Timeline
2017-2020
Founder
Skills
Product development, design thinking, design research, user testing, consumer electronics, rapid prototyping, UX design, Adobe Creative Suite, communication, leadership
Goal
Enable female runners to feel safe from sexual harassment and physical harm while running in public spaces
We started this process by conducting empathy interviews with female runners to better understand the problem of mid-run harassment.
We elicited stories and emotions by asking “tell me about a time when…” and “why?”
Next, we made a survey and sent it to all of the collegiate athletes from Lehigh University’s Women’s Varsity teams in order to gain a greater quantity of information. We received 123 responses.
We then prototyped our first product: an armband with a safety alarm.
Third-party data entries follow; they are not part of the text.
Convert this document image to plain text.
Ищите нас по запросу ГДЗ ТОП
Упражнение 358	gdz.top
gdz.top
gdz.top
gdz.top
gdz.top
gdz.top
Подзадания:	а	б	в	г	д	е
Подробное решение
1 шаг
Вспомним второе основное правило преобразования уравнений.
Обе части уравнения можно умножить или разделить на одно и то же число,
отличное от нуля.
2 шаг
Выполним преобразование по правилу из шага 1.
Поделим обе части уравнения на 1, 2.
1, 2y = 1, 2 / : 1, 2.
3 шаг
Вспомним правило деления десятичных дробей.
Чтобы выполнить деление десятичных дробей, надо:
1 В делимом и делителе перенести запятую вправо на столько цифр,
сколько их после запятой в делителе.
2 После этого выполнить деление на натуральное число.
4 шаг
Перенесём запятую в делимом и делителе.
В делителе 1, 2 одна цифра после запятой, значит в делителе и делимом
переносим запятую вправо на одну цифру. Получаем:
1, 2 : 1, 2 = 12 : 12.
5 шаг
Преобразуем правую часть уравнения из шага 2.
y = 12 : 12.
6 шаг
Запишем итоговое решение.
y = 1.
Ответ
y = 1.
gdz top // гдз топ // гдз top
We learned both from speaking to runners and from our survey, that many runners do not like armbands, and many don’t even run with their phones.
Runners also prefer to run with as few things as possible, so a less bulky solution would be a much better fit.
Many female runners wear performance watches. We used this new information, combined with user feedback, to pivot.
We couldn’t verify that a safety alarm would be more effective than screaming. The purpose of the device is not to make runners feel safe, but to be safe. Also, a 120dB alarm might harm to the runner’s ears.
Our first two concepts focused on physical safety and the fear of physical harm. Neither of these solutions addresses verbal harassment specifically, so we pivoted to a solution that does.
While one runner we spoke to suggested a very similar idea unprompted, many others were adverse because they do not run with their phones.
It is a reactive, not proactive solution, and it also relies upon the notion that harassers are stationary or tend to go to the same places. What would prevent harassers from having access to the app? And what would prevent bias in reporting? It was time to reevaluate our approach.
We realized that as a team, Jess and I are both builders, makers. So, we zoned in on creating a physical product given everything we’d learned.
We know mace or pepper spray is a product that makes runners feel safer, but one that they forget to bring. Our latest iteration takes advantage of products runners always bring- shoes and sports bras- and integrate pepper spray into those products.
The End!
I decided to wrap up this project. Thank you for joining me on this journey!